Горькая полынь моей памяти
Шрифт:
– Я пойду.
– Подожди, – вспомнила она вопрос, крутившийся целый день в голове, лишивший относительного покоя с самого утра. – Ты продал мастерские?
– Да, – подтвердил он. – В следующем месяце еду в Турцию.
– Турцию?
– Это не скажется на общении с мальчиками, – тут же заверил он, будто это то, что она спрашивала. – Я вернусь довольно скоро, а потом… будет видно.
Равиль развернулся, Карима слышала, как хлопнула входная дверь, завелась машина, открылись и закрылись ворота. Она долго смотрела в стену перед собой.
Закорючка зелёная, крючок синий, золотистый листик, серебристый завиток… Закорючка зелёная, крючок синий, золотистый листик, серебристый завиток… Закорючка зелёная, крючок синий, золотистый листик, серебристый завиток…
Рванула за дверь, за ворота, не веря, что найдёт там хоть что-нибудь, кроме дорожной пыли и тёмной южной ночи. Впереди светили стоп-сигналы. Карима, не помня себя, подскочила к припаркованной на обочине машине, оказываясь в объятиях Равиля.

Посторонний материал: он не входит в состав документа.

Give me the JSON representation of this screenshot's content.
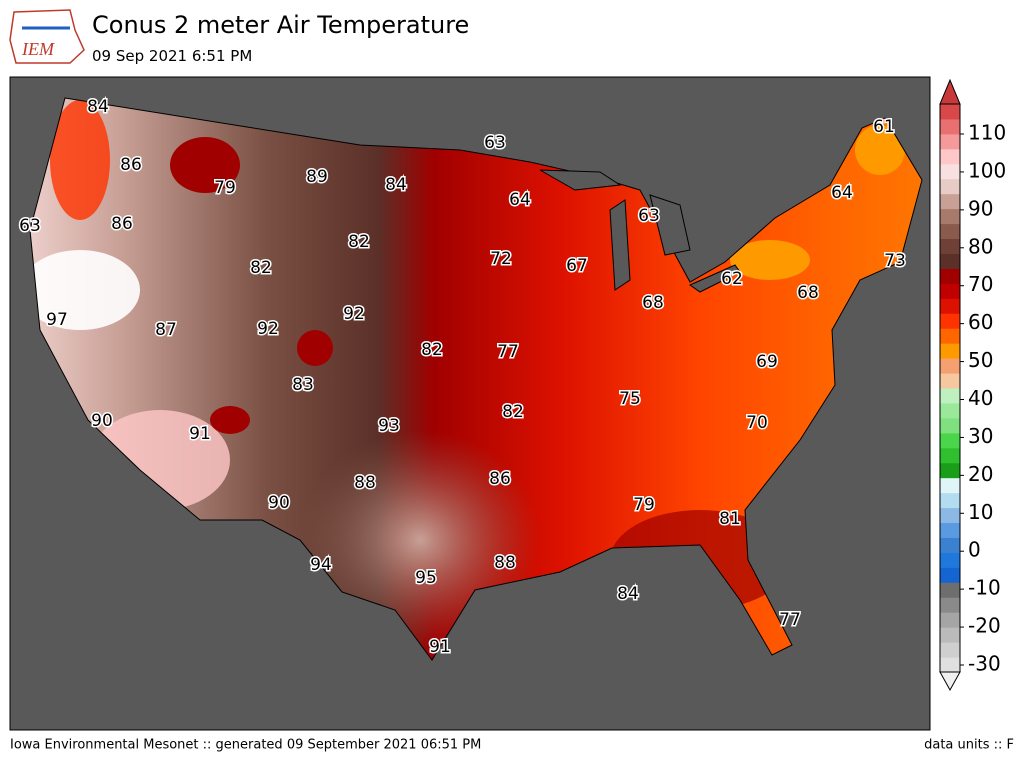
{
  "header": {
    "logo": "IEM",
    "title": "Conus 2 meter Air Temperature",
    "subtitle": "09 Sep 2021 6:51 PM"
  },
  "map": {
    "contour_labels": [
      84,
      86,
      79,
      89,
      84,
      63,
      61,
      64,
      63,
      86,
      64,
      63,
      82,
      82,
      72,
      67,
      62,
      73,
      68,
      97,
      87,
      92,
      92,
      68,
      82,
      77,
      69,
      83,
      75,
      90,
      91,
      93,
      82,
      70,
      88,
      86,
      79,
      81,
      90,
      94,
      88,
      95,
      84,
      77,
      91
    ]
  },
  "colorbar": {
    "ticks": [
      -30,
      -20,
      -10,
      0,
      10,
      20,
      30,
      40,
      50,
      60,
      70,
      80,
      90,
      100,
      110
    ],
    "colors": [
      "#e0e0e0",
      "#cfcfcf",
      "#bbbbbb",
      "#a5a5a5",
      "#8a8a8a",
      "#6e6e6e",
      "#1464d2",
      "#1f78dc",
      "#3a82d0",
      "#5a9ae0",
      "#8cb8e6",
      "#b4dcf0",
      "#dff5f8",
      "#1a9e1a",
      "#2fbf2f",
      "#4ad64a",
      "#7ee07e",
      "#9ae89a",
      "#bff0bf",
      "#f5c8a0",
      "#f5a070",
      "#ff9900",
      "#ff6600",
      "#ff3300",
      "#dd1100",
      "#c00000",
      "#a00000",
      "#5a3028",
      "#6e4036",
      "#8a5a4c",
      "#a87a6c",
      "#c8a096",
      "#e6ccc4",
      "#f8e0e0",
      "#ffc8c8",
      "#f59a9a",
      "#e87070",
      "#d84848"
    ]
  },
  "footer": {
    "left": "Iowa Environmental Mesonet :: generated 09 September 2021 06:51 PM",
    "right": "data units :: F"
  }
}
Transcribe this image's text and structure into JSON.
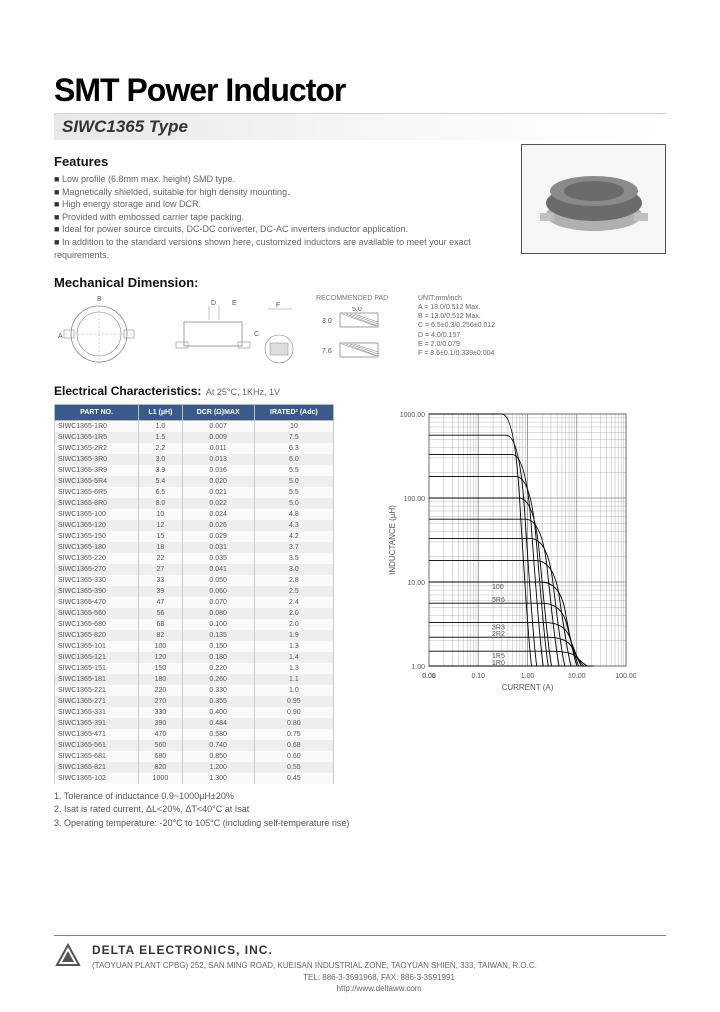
{
  "title": "SMT Power Inductor",
  "subtitle": "SIWC1365 Type",
  "features_heading": "Features",
  "features": [
    "Low profile (6.8mm max. height) SMD type.",
    "Magnetically shielded, suitable for high density mounting.",
    "High energy storage and low DCR.",
    "Provided with embossed carrier tape packing.",
    "Ideal for power source circuits, DC-DC converter, DC-AC inverters inductor application.",
    "In addition to the standard versions shown here, customized inductors are available to meet your exact requirements."
  ],
  "mech_heading": "Mechanical Dimension:",
  "pad_heading": "RECOMMENDED PAD",
  "pad_dims": {
    "w1": "5.0",
    "w2": "3.0",
    "h": "7.6"
  },
  "unit_lines": [
    "UNIT:mm/inch",
    "A = 13.0/0.512 Max.",
    "B = 13.0/0.512 Max.",
    "C = 6.5±0.3/0.256±0.012",
    "D = 4.0/0.157",
    "E = 2.0/0.079",
    "F = 8.6±0.1/0.339±0.004"
  ],
  "ec_heading": "Electrical Characteristics:",
  "ec_sub": "At 25°C, 1KHz, 1V",
  "cols": [
    "PART NO.",
    "L1 (µH)",
    "DCR (Ω)MAX",
    "IRATED² (Adc)"
  ],
  "rows": [
    [
      "SIWC1365-1R0",
      "1.0",
      "0.007",
      "10"
    ],
    [
      "SIWC1365-1R5",
      "1.5",
      "0.009",
      "7.5"
    ],
    [
      "SIWC1365-2R2",
      "2.2",
      "0.011",
      "6.3"
    ],
    [
      "SIWC1365-3R0",
      "3.0",
      "0.013",
      "6.0"
    ],
    [
      "SIWC1365-3R9",
      "3.9",
      "0.016",
      "5.5"
    ],
    [
      "SIWC1365-5R4",
      "5.4",
      "0.020",
      "5.0"
    ],
    [
      "SIWC1365-6R5",
      "6.5",
      "0.021",
      "5.5"
    ],
    [
      "SIWC1365-8R0",
      "8.0",
      "0.022",
      "5.0"
    ],
    [
      "SIWC1365-100",
      "10",
      "0.024",
      "4.8"
    ],
    [
      "SIWC1365-120",
      "12",
      "0.026",
      "4.3"
    ],
    [
      "SIWC1365-150",
      "15",
      "0.029",
      "4.2"
    ],
    [
      "SIWC1365-180",
      "18",
      "0.031",
      "3.7"
    ],
    [
      "SIWC1365-220",
      "22",
      "0.035",
      "3.5"
    ],
    [
      "SIWC1365-270",
      "27",
      "0.041",
      "3.0"
    ],
    [
      "SIWC1365-330",
      "33",
      "0.050",
      "2.8"
    ],
    [
      "SIWC1365-390",
      "39",
      "0.060",
      "2.5"
    ],
    [
      "SIWC1365-470",
      "47",
      "0.070",
      "2.4"
    ],
    [
      "SIWC1365-560",
      "56",
      "0.080",
      "2.0"
    ],
    [
      "SIWC1365-680",
      "68",
      "0.100",
      "2.0"
    ],
    [
      "SIWC1365-820",
      "82",
      "0.135",
      "1.9"
    ],
    [
      "SIWC1365-101",
      "100",
      "0.150",
      "1.3"
    ],
    [
      "SIWC1365-121",
      "120",
      "0.180",
      "1.4"
    ],
    [
      "SIWC1365-151",
      "150",
      "0.220",
      "1.3"
    ],
    [
      "SIWC1365-181",
      "180",
      "0.260",
      "1.1"
    ],
    [
      "SIWC1365-221",
      "220",
      "0.330",
      "1.0"
    ],
    [
      "SIWC1365-271",
      "270",
      "0.355",
      "0.95"
    ],
    [
      "SIWC1365-331",
      "330",
      "0.400",
      "0.90"
    ],
    [
      "SIWC1365-391",
      "390",
      "0.484",
      "0.80"
    ],
    [
      "SIWC1365-471",
      "470",
      "0.580",
      "0.75"
    ],
    [
      "SIWC1365-561",
      "560",
      "0.740",
      "0.68"
    ],
    [
      "SIWC1365-681",
      "680",
      "0.850",
      "0.60"
    ],
    [
      "SIWC1365-821",
      "820",
      "1.200",
      "0.55"
    ],
    [
      "SIWC1365-102",
      "1000",
      "1.300",
      "0.45"
    ]
  ],
  "chart": {
    "ylabel": "INDUCTANCE (µH)",
    "xlabel": "CURRENT (A)",
    "x_ticks": [
      "0.00",
      "0.01",
      "0.10",
      "1.00",
      "10.00",
      "100.00"
    ],
    "y_ticks": [
      "1.00",
      "10.00",
      "100.00",
      "1000.00"
    ],
    "grid_color": "#888888",
    "bg_color": "#ffffff",
    "line_color": "#000000",
    "curve_labels": [
      "1R0",
      "1R5",
      "2R2",
      "3R3",
      "5R6",
      "100"
    ],
    "series": [
      {
        "start_y": 1000,
        "drop_x": 0.55
      },
      {
        "start_y": 560,
        "drop_x": 0.7
      },
      {
        "start_y": 330,
        "drop_x": 0.95
      },
      {
        "start_y": 180,
        "drop_x": 1.2
      },
      {
        "start_y": 100,
        "drop_x": 1.4
      },
      {
        "start_y": 56,
        "drop_x": 2.0
      },
      {
        "start_y": 33,
        "drop_x": 2.6
      },
      {
        "start_y": 18,
        "drop_x": 3.5
      },
      {
        "start_y": 10,
        "drop_x": 4.6
      },
      {
        "start_y": 5.6,
        "drop_x": 5.0
      },
      {
        "start_y": 3.3,
        "drop_x": 5.7
      },
      {
        "start_y": 2.2,
        "drop_x": 6.3
      },
      {
        "start_y": 1.5,
        "drop_x": 7.5
      },
      {
        "start_y": 1.0,
        "drop_x": 10.0
      }
    ]
  },
  "notes_label": "Notes",
  "notes": [
    "1. Tolerance of inductance 0.9~1000µH±20%",
    "2. Isat is rated current, ΔL<20%, ΔT<40°C at Isat",
    "3. Operating temperature: -20°C to 105°C (including self-temperature rise)"
  ],
  "footer": {
    "company": "DELTA ELECTRONICS, INC.",
    "addr": "(TAOYUAN PLANT CPBG) 252, SAN MING ROAD, KUEISAN INDUSTRIAL ZONE, TAOYUAN SHIEN, 333, TAIWAN, R.O.C.",
    "tel": "TEL: 886-3-3591968, FAX: 886-3-3591991",
    "url": "http://www.deltaww.com"
  },
  "colors": {
    "photo_body": "#6b6b6b",
    "photo_light": "#8a8a8a",
    "photo_base": "#b0b0b0",
    "header_bg": "#3a5a8a"
  }
}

Она что-то хотела сказать, как-то объяснить, пообещать, но могла только цепляться за мужскую рубашку и пытаться не задохнуться от слёз.
– Что ты, маленькая? – прошептал Равиль. Он так давно не произносил этого слова. Она стала Каримой. Просто Каримой. Безликой, как сотни других. Тысячи. Миллионы.
– Что ты, маленькая…
Как когда-то давно, в забытой юности, скрытой пеленой обид и отчаяния, в спальне Каримы.